Es spricht also alles vom Verfahren und von den außenpolitischen Verpflichtungen her für die Beibehaltung der Beitrittsverhandlungen wie von der EU und der Türkei vorgesehen und oben geschildert.

Es spricht das von uns und ja sicher auch von Ihnen geteilte Anliegen dafür, den Staat und die Gesellschaft in der Türkei unseren politischen, rechtsstaatlichen und wirtschaftlichen Standards anzunähern statt noch reaktionäre und islamistische Bewegungen in der Türkei zu befördern.

Es spricht die Aussicht dafür, mit einer modernisierten Türkei ein Mitglied in der EU zu haben, das sowohl den Westen als auch den Okzident "verinnerlicht" hat und so als politische und kulturelle Brücke eine Verständigung und friedliche Kooperation voranbringen und dabei weitere Demokratieimpulse in arabische Staaten hinein befördern kann.
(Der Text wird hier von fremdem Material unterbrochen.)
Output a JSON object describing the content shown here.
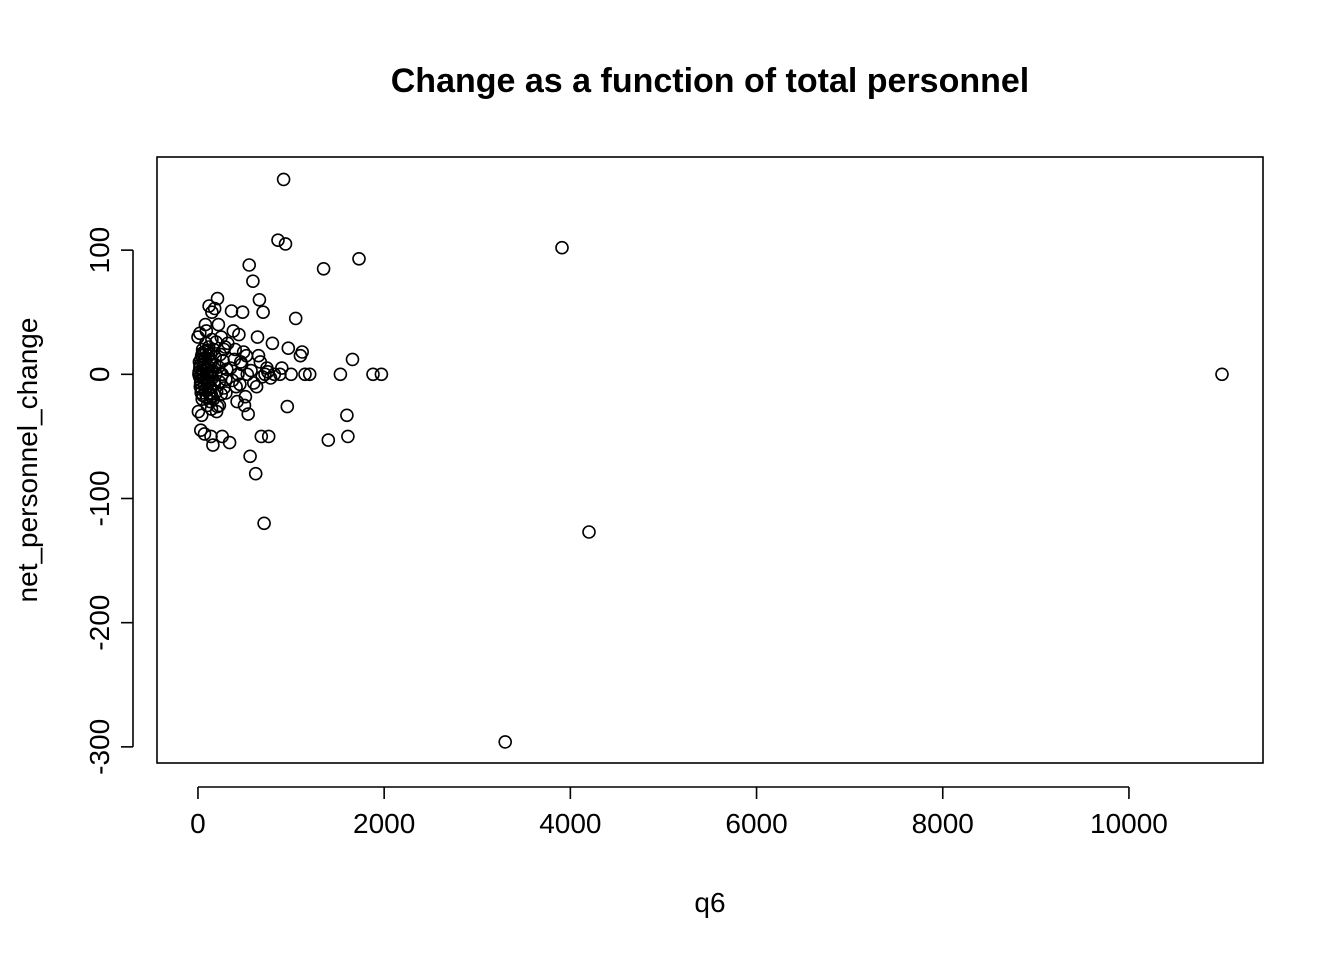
{
  "chart_data": {
    "type": "scatter",
    "title": "Change as a function of total personnel",
    "xlabel": "q6",
    "ylabel": "net_personnel_change",
    "xlim": [
      -440,
      11440
    ],
    "ylim": [
      -313,
      175
    ],
    "xticks": [
      0,
      2000,
      4000,
      6000,
      8000,
      10000
    ],
    "xtick_labels": [
      "0",
      "2000",
      "4000",
      "6000",
      "8000",
      "10000"
    ],
    "yticks": [
      -300,
      -200,
      -100,
      0,
      100
    ],
    "ytick_labels": [
      "-300",
      "-200",
      "-100",
      "0",
      "100"
    ],
    "grid": false,
    "marker": "open-circle",
    "points": [
      [
        10,
        0
      ],
      [
        20,
        5
      ],
      [
        30,
        -5
      ],
      [
        15,
        10
      ],
      [
        25,
        -10
      ],
      [
        40,
        15
      ],
      [
        35,
        -15
      ],
      [
        50,
        20
      ],
      [
        45,
        -20
      ],
      [
        60,
        0
      ],
      [
        55,
        8
      ],
      [
        70,
        -8
      ],
      [
        65,
        12
      ],
      [
        80,
        -12
      ],
      [
        75,
        18
      ],
      [
        90,
        -18
      ],
      [
        85,
        25
      ],
      [
        100,
        -25
      ],
      [
        95,
        5
      ],
      [
        110,
        -5
      ],
      [
        105,
        15
      ],
      [
        120,
        -15
      ],
      [
        115,
        22
      ],
      [
        130,
        -22
      ],
      [
        125,
        0
      ],
      [
        140,
        10
      ],
      [
        135,
        -10
      ],
      [
        150,
        28
      ],
      [
        145,
        -28
      ],
      [
        160,
        3
      ],
      [
        155,
        -3
      ],
      [
        170,
        20
      ],
      [
        165,
        -20
      ],
      [
        180,
        8
      ],
      [
        175,
        -8
      ],
      [
        190,
        0
      ],
      [
        185,
        14
      ],
      [
        200,
        -14
      ],
      [
        195,
        26
      ],
      [
        210,
        -26
      ],
      [
        220,
        6
      ],
      [
        230,
        -6
      ],
      [
        240,
        16
      ],
      [
        250,
        -16
      ],
      [
        260,
        0
      ],
      [
        270,
        11
      ],
      [
        280,
        -11
      ],
      [
        290,
        22
      ],
      [
        300,
        -4
      ],
      [
        310,
        4
      ],
      [
        0,
        30
      ],
      [
        5,
        -30
      ],
      [
        12,
        2
      ],
      [
        18,
        -2
      ],
      [
        22,
        7
      ],
      [
        28,
        -7
      ],
      [
        32,
        12
      ],
      [
        38,
        -12
      ],
      [
        42,
        0
      ],
      [
        48,
        17
      ],
      [
        52,
        -17
      ],
      [
        58,
        3
      ],
      [
        62,
        -3
      ],
      [
        68,
        9
      ],
      [
        72,
        -9
      ],
      [
        78,
        13
      ],
      [
        82,
        -13
      ],
      [
        88,
        0
      ],
      [
        92,
        19
      ],
      [
        98,
        -19
      ],
      [
        102,
        1
      ],
      [
        108,
        -1
      ],
      [
        112,
        6
      ],
      [
        118,
        -6
      ],
      [
        122,
        11
      ],
      [
        128,
        -11
      ],
      [
        132,
        0
      ],
      [
        138,
        16
      ],
      [
        142,
        -16
      ],
      [
        148,
        2
      ],
      [
        20,
        33
      ],
      [
        40,
        -33
      ],
      [
        90,
        35
      ],
      [
        30,
        -45
      ],
      [
        70,
        -48
      ],
      [
        80,
        40
      ],
      [
        120,
        55
      ],
      [
        150,
        50
      ],
      [
        140,
        -50
      ],
      [
        160,
        -57
      ],
      [
        180,
        53
      ],
      [
        200,
        -30
      ],
      [
        210,
        61
      ],
      [
        220,
        40
      ],
      [
        230,
        -25
      ],
      [
        250,
        30
      ],
      [
        260,
        -50
      ],
      [
        280,
        20
      ],
      [
        300,
        -15
      ],
      [
        320,
        25
      ],
      [
        340,
        -55
      ],
      [
        360,
        51
      ],
      [
        380,
        35
      ],
      [
        400,
        20
      ],
      [
        420,
        -22
      ],
      [
        440,
        32
      ],
      [
        460,
        10
      ],
      [
        480,
        50
      ],
      [
        500,
        -25
      ],
      [
        520,
        15
      ],
      [
        550,
        88
      ],
      [
        560,
        -66
      ],
      [
        590,
        75
      ],
      [
        620,
        -80
      ],
      [
        640,
        30
      ],
      [
        660,
        60
      ],
      [
        680,
        -50
      ],
      [
        700,
        50
      ],
      [
        710,
        -120
      ],
      [
        740,
        5
      ],
      [
        760,
        -50
      ],
      [
        800,
        25
      ],
      [
        820,
        0
      ],
      [
        860,
        108
      ],
      [
        880,
        0
      ],
      [
        900,
        5
      ],
      [
        920,
        157
      ],
      [
        940,
        105
      ],
      [
        960,
        -26
      ],
      [
        970,
        21
      ],
      [
        1000,
        0
      ],
      [
        1050,
        45
      ],
      [
        1100,
        15
      ],
      [
        1120,
        18
      ],
      [
        1150,
        0
      ],
      [
        1200,
        0
      ],
      [
        1350,
        85
      ],
      [
        1400,
        -53
      ],
      [
        1530,
        0
      ],
      [
        1600,
        -33
      ],
      [
        1610,
        -50
      ],
      [
        1660,
        12
      ],
      [
        1730,
        93
      ],
      [
        1880,
        0
      ],
      [
        1970,
        0
      ],
      [
        3300,
        -296
      ],
      [
        3910,
        102
      ],
      [
        4200,
        -127
      ],
      [
        11000,
        0
      ],
      [
        350,
        5
      ],
      [
        370,
        -5
      ],
      [
        390,
        12
      ],
      [
        410,
        -10
      ],
      [
        430,
        0
      ],
      [
        450,
        -8
      ],
      [
        470,
        8
      ],
      [
        490,
        18
      ],
      [
        510,
        -18
      ],
      [
        530,
        0
      ],
      [
        540,
        -32
      ],
      [
        570,
        3
      ],
      [
        600,
        -7
      ],
      [
        630,
        -10
      ],
      [
        650,
        15
      ],
      [
        670,
        10
      ],
      [
        690,
        -2
      ],
      [
        720,
        0
      ],
      [
        750,
        2
      ],
      [
        780,
        -3
      ]
    ]
  }
}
Dieses auch sicherheitspolitisch sehr wichtige Ziel geht am besten über eine moderne Türkei als Mitglied der EU. Ob dies auch in dem jetzigen Status und nach einer Abwendung der EU von der Türkei (so würde es einen Mehrheit der Türken verstehen, wenn die alten Zusagen jetzt einkassiert würden, und zu Recht) erreichbar wäre, ist höchst unwahrscheinlich.

Es spricht nicht so eindeutig für die Beitrittsperspektive die ökonomische Ebene, darum sollten wir nicht herumreden. Die Türkei wäre von der Fläche und der Bevölkerungszahl her eines der größeren Mitgliedsländer, das schon jetzt ein wichtiger Handelspartner für die EU, auch für Deutschland, ist und dessen Markt einen Wirtschaftsimpuls für den EU-Raum geben könnte, wenn er völlständig in die EU integriert wäre nach einem Beitritt. Dazu müßten aber die wirtschaftlichen, finanzpolitischen und sozialen Bedingungen in der Türkei zu dem Zeitpunkt eines Beitritts soweit sein, dass sie unterm Strich die EU-Wirtschaft eher fördern als ihr zu Last fallen würde. Auch diese Frage muss dann und im Paket mit den anderen Anforderugnen zu dem Zeitpunkt abgewogen und entschieden werden, wenn ein Beitritt ansteht und nicht heute oder morgen, wie die Kritiker meist suggerieren.